By Salvatore Salamone
July 14, 2004 | MSKCC, for example, settled on an SGI Altix 3000 system to accelerate research on modeling and simulating genes in cancer pathways. “Our focus is to provide bridges between basic and clinical research,” says Chris Sander, head of the Computational Biology Center at MSKCC. “Computational technology of this type is a key enabling factor.” (For some background on the goals of the MSKCC’s Computational Biology Center, see Made in Manhattan, Feb. 2003 Bio-IT World, page 28.)
MSKCC’s new Linux-based Altix definitely packs plenty of computational punch. It is comprised of 12 Intel Itanium 2 64-bit processors and has 48 gigabytes of system memory. And that’s the point.
Moving Up
Today, there is a growing need to install systems that can support a mix of applications that have widely varying processing, data handling (input/output), and memory needs. Whereas two or three years ago the dominant algorithms dealt with sequence matching and alignment, now researchers run floating-point-intensive applications such as structural modeling and molecular interaction simulations.
“Years ago, if you were given a choice between an abacus or a slide rule, you’d pick the abacus for addition and subtraction -- integer math -- and the slide rule when doing multiplication and division – floating-point math,” says Arthur Conte, an independent IT consultant who specializes in scientific computing. Increasingly, researchers need both, he says.
Companies frequently picked systems to support specific applications. It is still quite common to see a mix of Linux clusters running things like BLAST, HMMer, and FASTA, and proprietary 64-bit computing systems running simulations and modeling algorithms. But few companies do only one kind of computation any longer, and that’s spawning the growth of mixed high-performance systems.
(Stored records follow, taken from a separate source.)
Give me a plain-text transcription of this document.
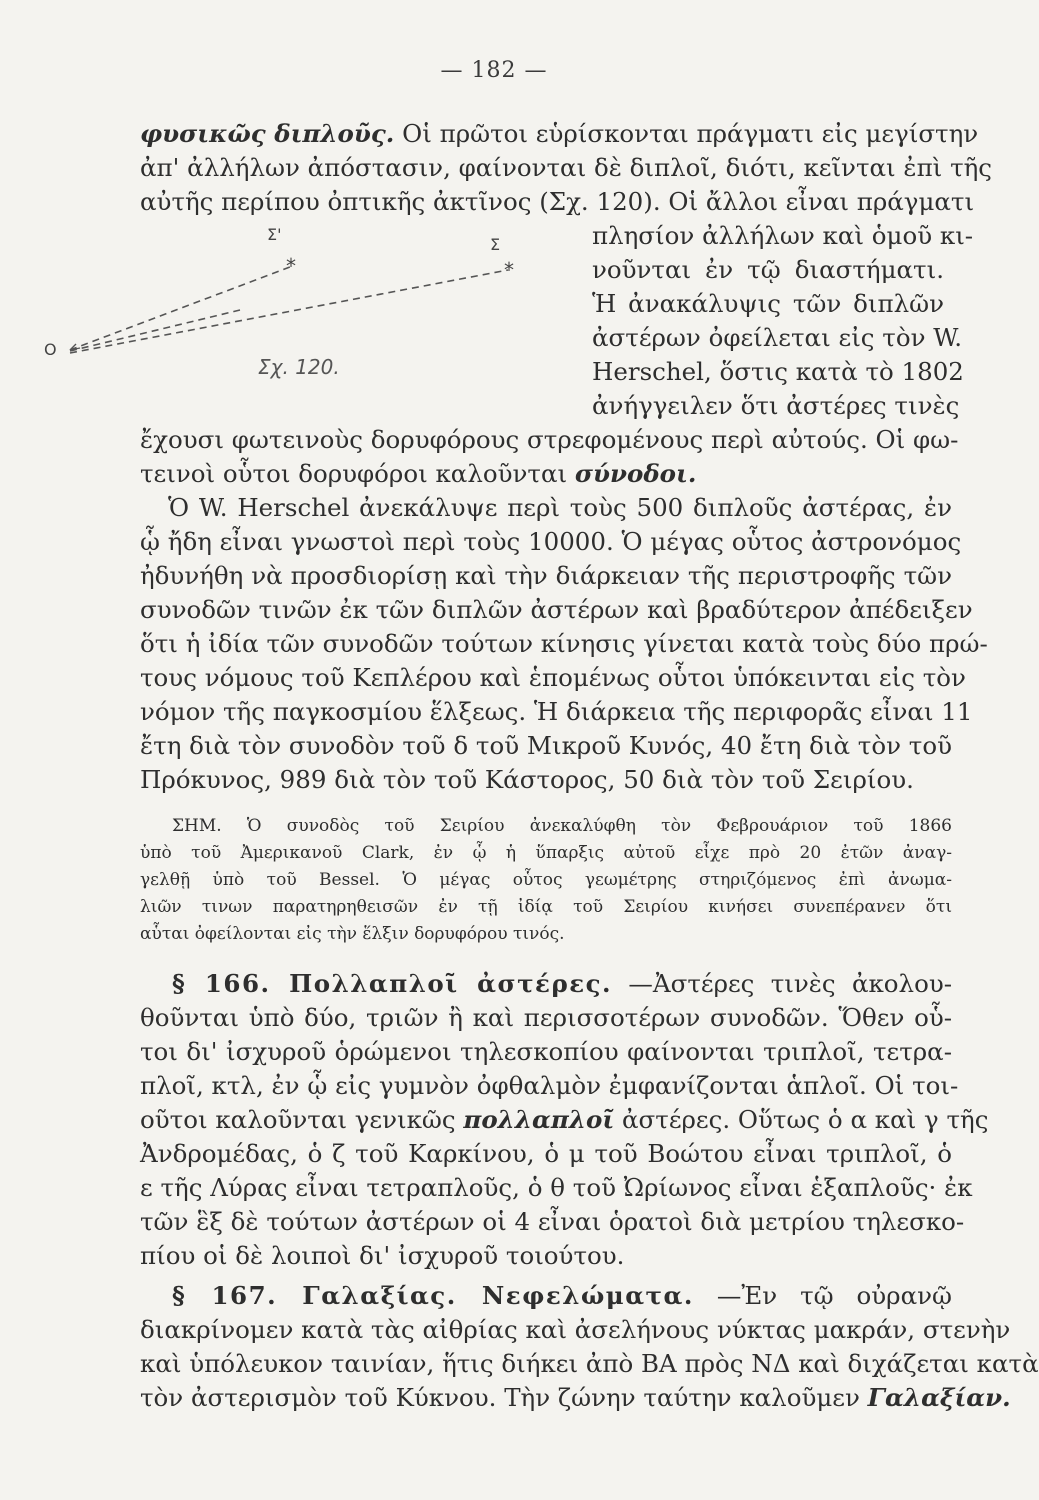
— 182 —
φυσικῶς διπλοῦς. Οἱ πρῶτοι εὑρίσκονται πράγματι εἰς μεγίστην
ἀπ' ἀλλήλων ἀπόστασιν, φαίνονται δὲ διπλοῖ, διότι, κεῖνται ἐπὶ τῆς
αὐτῆς περίπου ὀπτικῆς ἀκτῖνος (Σχ. 120). Οἱ ἄλλοι εἶναι πράγματι
πλησίον ἀλλήλων καὶ ὁμοῦ κι-
νοῦνται ἐν τῷ διαστήματι.
Ἡ ἀνακάλυψις τῶν διπλῶν
ἀστέρων ὀφείλεται εἰς τὸν W.
Herschel, ὅστις κατὰ τὸ 1802
ἀνήγγειλεν ὅτι ἀστέρες τινὲς
*	*
Σ'
Σ
O
Σχ. 120.
ἔχουσι φωτεινοὺς δορυφόρους στρεφομένους περὶ αὐτούς. Οἱ φω-
τεινοὶ οὗτοι δορυφόροι καλοῦνται σύνοδοι.
Ὁ W. Herschel ἀνεκάλυψε περὶ τοὺς 500 διπλοῦς ἀστέρας, ἐν
ᾧ ἤδη εἶναι γνωστοὶ περὶ τοὺς 10000. Ὁ μέγας οὗτος ἀστρονόμος
ἠδυνήθη νὰ προσδιορίσῃ καὶ τὴν διάρκειαν τῆς περιστροφῆς τῶν
συνοδῶν τινῶν ἐκ τῶν διπλῶν ἀστέρων καὶ βραδύτερον ἀπέδειξεν
ὅτι ἡ ἰδία τῶν συνοδῶν τούτων κίνησις γίνεται κατὰ τοὺς δύο πρώ-
τους νόμους τοῦ Κεπλέρου καὶ ἑπομένως οὗτοι ὑπόκεινται εἰς τὸν
νόμον τῆς παγκοσμίου ἕλξεως. Ἡ διάρκεια τῆς περιφορᾶς εἶναι 11
ἔτη διὰ τὸν συνοδὸν τοῦ δ τοῦ Μικροῦ Κυνός, 40 ἔτη διὰ τὸν τοῦ
Πρόκυνος, 989 διὰ τὸν τοῦ Κάστορος, 50 διὰ τὸν τοῦ Σειρίου.
ΣΗΜ. Ὁ συνοδὸς τοῦ Σειρίου ἀνεκαλύφθη τὸν Φεβρουάριον τοῦ 1866
ὑπὸ τοῦ Ἀμερικανοῦ Clark, ἐν ᾧ ἡ ὕπαρξις αὐτοῦ εἶχε πρὸ 20 ἐτῶν ἀναγ-
γελθῇ ὑπὸ τοῦ Bessel. Ὁ μέγας οὗτος γεωμέτρης στηριζόμενος ἐπὶ ἀνωμα-
λιῶν τινων παρατηρηθεισῶν ἐν τῇ ἰδίᾳ τοῦ Σειρίου κινήσει συνεπέρανεν ὅτι
αὗται ὀφείλονται εἰς τὴν ἕλξιν δορυφόρου τινός.
§ 166. Πολλαπλοῖ ἀστέρες. —Ἀστέρες τινὲς ἀκολου-
θοῦνται ὑπὸ δύο, τριῶν ἢ καὶ περισσοτέρων συνοδῶν. Ὅθεν οὗ-
τοι δι' ἰσχυροῦ ὁρώμενοι τηλεσκοπίου φαίνονται τριπλοῖ, τετρα-
πλοῖ, κτλ, ἐν ᾧ εἰς γυμνὸν ὀφθαλμὸν ἐμφανίζονται ἁπλοῖ. Οἱ τοι-
οῦτοι καλοῦνται γενικῶς πολλαπλοῖ ἀστέρες. Οὕτως ὁ α καὶ γ τῆς
Ἀνδρομέδας, ὁ ζ τοῦ Καρκίνου, ὁ μ τοῦ Βοώτου εἶναι τριπλοῖ, ὁ
ε τῆς Λύρας εἶναι τετραπλοῦς, ὁ θ τοῦ Ὠρίωνος εἶναι ἑξαπλοῦς· ἐκ
τῶν ἓξ δὲ τούτων ἀστέρων οἱ 4 εἶναι ὁρατοὶ διὰ μετρίου τηλεσκο-
πίου οἱ δὲ λοιποὶ δι' ἰσχυροῦ τοιούτου.
§ 167. Γαλαξίας. Νεφελώματα. —Ἐν τῷ οὐρανῷ
διακρίνομεν κατὰ τὰς αἰθρίας καὶ ἀσελήνους νύκτας μακράν, στενὴν
καὶ ὑπόλευκον ταινίαν, ἥτις διήκει ἀπὸ ΒΑ πρὸς ΝΔ καὶ διχάζεται κατὰ
τὸν ἀστερισμὸν τοῦ Κύκνου. Τὴν ζώνην ταύτην καλοῦμεν Γαλαξίαν.
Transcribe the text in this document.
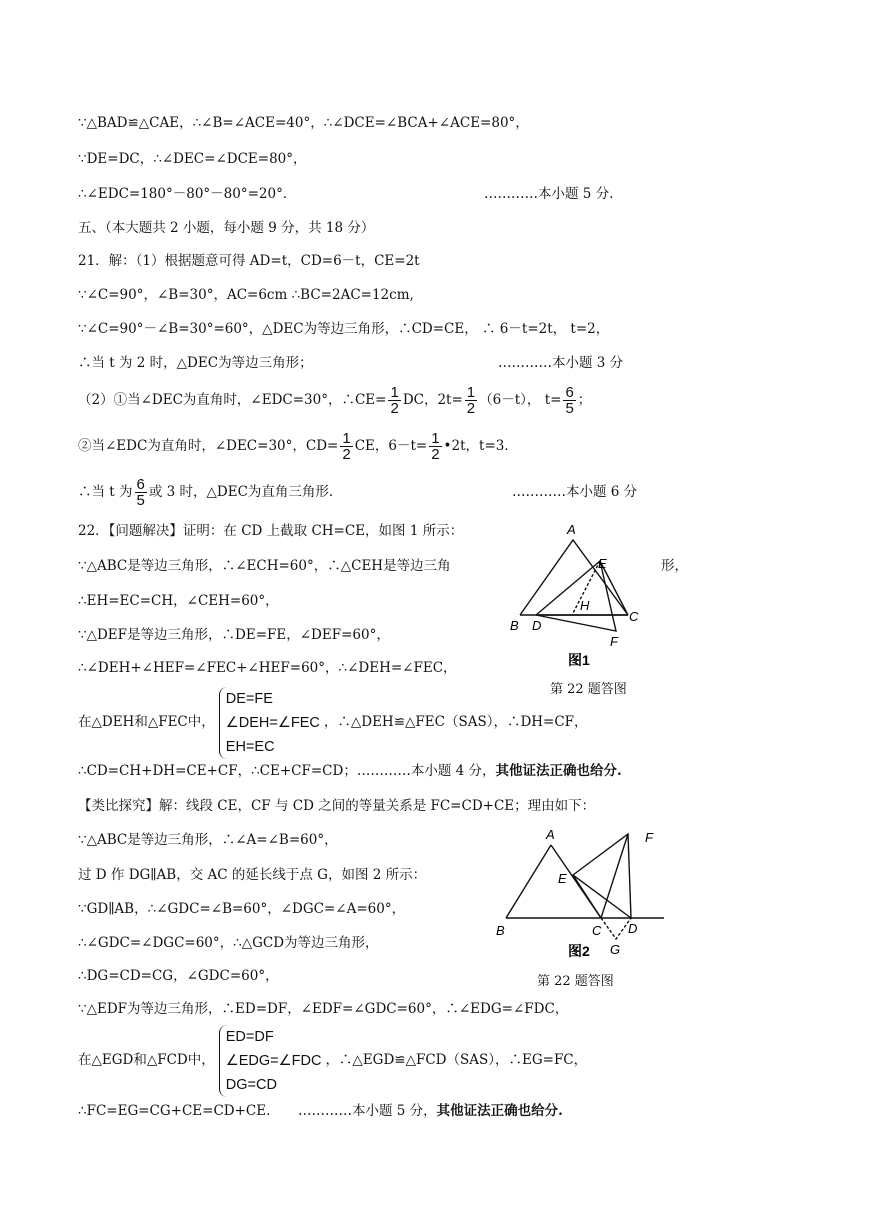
∵△BAD≌△CAE，∴∠B=∠ACE=40°，∴∠DCE=∠BCA+∠ACE=80°，
∵DE=DC，∴∠DEC=∠DCE=80°，
∴∠EDC=180°－80°－80°=20°．	…………本小题 5 分.
五、（本大题共 2 小题，每小题 9 分，共 18 分）
21．解：（1）根据题意可得 AD=t，CD=6－t，CE=2t
∵∠C=90°，∠B=30°，AC=6cm ∴BC=2AC=12cm,
∵∠C=90°－∠B=30°=60°，△DEC为等边三角形，∴CD=CE， ∴ 6－t=2t， t=2，
∴当 t 为 2 时，△DEC为等边三角形；	…………本小题 3 分
（2）①当∠DEC为直角时，∠EDC=30°，∴CE= $\frac{1}{2}$ DC，$2t= \frac{1}{2} (6-t)$， $t= \frac{6}{5}$ ；
②当∠EDC为直角时，∠DEC=30°，$CD= \frac{1}{2}$ CE，$6-t= \frac{1}{2}$ •2t，t=3．
∴当 t 为 $\frac{6}{5}$ 或 3 时，△DEC为直角三角形.	…………本小题 6 分
22．【问题解决】证明：在 CD 上截取 CH=CE，如图 1 所示：
∵△ABC是等边三角形，∴∠ECH=60°，∴△CEH是等边三角	形，
∴EH=EC=CH，∠CEH=60°，
∵△DEF是等边三角形，∴DE=FE，∠DEF=60°，
∴∠DEH+∠HEF=∠FEC+∠HEF=60°，∴∠DEH=∠FEC，
在△DEH和△FEC中，
DE=FE
∠DEH=∠FEC
EH=EC
，∴△DEH≌△FEC（SAS），∴DH=CF，
∴CD=CH+DH=CE+CF，∴CE+CF=CD；…………本小题 4 分，其他证法正确也给分.
【类比探究】解：线段 CE，CF 与 CD 之间的等量关系是 FC=CD+CE；理由如下：
∵△ABC是等边三角形，∴∠A=∠B=60°，
过 D 作 DG∥AB，交 AC 的延长线于点 G，如图 2 所示：
∵GD∥AB，∴∠GDC=∠B=60°，∠DGC=∠A=60°，
∴∠GDC=∠DGC=60°，∴△GCD为等边三角形，
∴DG=CD=CG，∠GDC=60°，
∵△EDF为等边三角形，∴ED=DF，∠EDF=∠GDC=60°，∴∠EDG=∠FDC，
在△EGD和△FCD中，
ED=DF
∠EDG=∠FDC
DG=CD
，∴△EGD≌△FCD（SAS），∴EG=FC，
∴FC=EG=CG+CE=CD+CE. …………本小题 5 分，其他证法正确也给分.
A
B
C
D
E
F
H
图1
第 22 题答图
A
B	C D
E
F
G
图2
第 22 题答图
Celera is the poster child for computational change. When its massive sequencing business slowed and the company’s business model morphed to drug discovery and diagnostics development, Celera was forced to change its computational infrastructure. (For more details about Celera’s choice of systems, see: Buying Power, July 2003 Bio-IT World, page 32.)
“In the genomic era, one could specify a small number of algorithms needed to characterize the majority of computational load; general drug discovery platforms must [now] embrace a far more diverse universe of applications,” says John Reynders, vice president of informatics at Celera.
“[Today], it is difficult to predict the job mix that we will have from quarter to quarter. The computational load is driven by projects that evolve over time and have varying CPU/memory/IO mix and job scheduling requirements,” Reynders says. “So, one is driven to general scientific computing platforms that are able to sustain a broad mix of applications.”
Reynders and others are quick to note that cost remains a factor when selecting a system. And “although one might consider a menagerie of architectures each suited to particular applications domains, the [total cost of ownership] would be prohibitive -- especially considering the diverse skill sets required to care and feed each beast,” he says.
For that reason, many life science companies are often standardizing on a single architecture (e.g., Linux-based systems) with an appropriate combination of processing power, memory, storage capacity, and data handling capabilities suitable to take on the mix of life science applications being run today.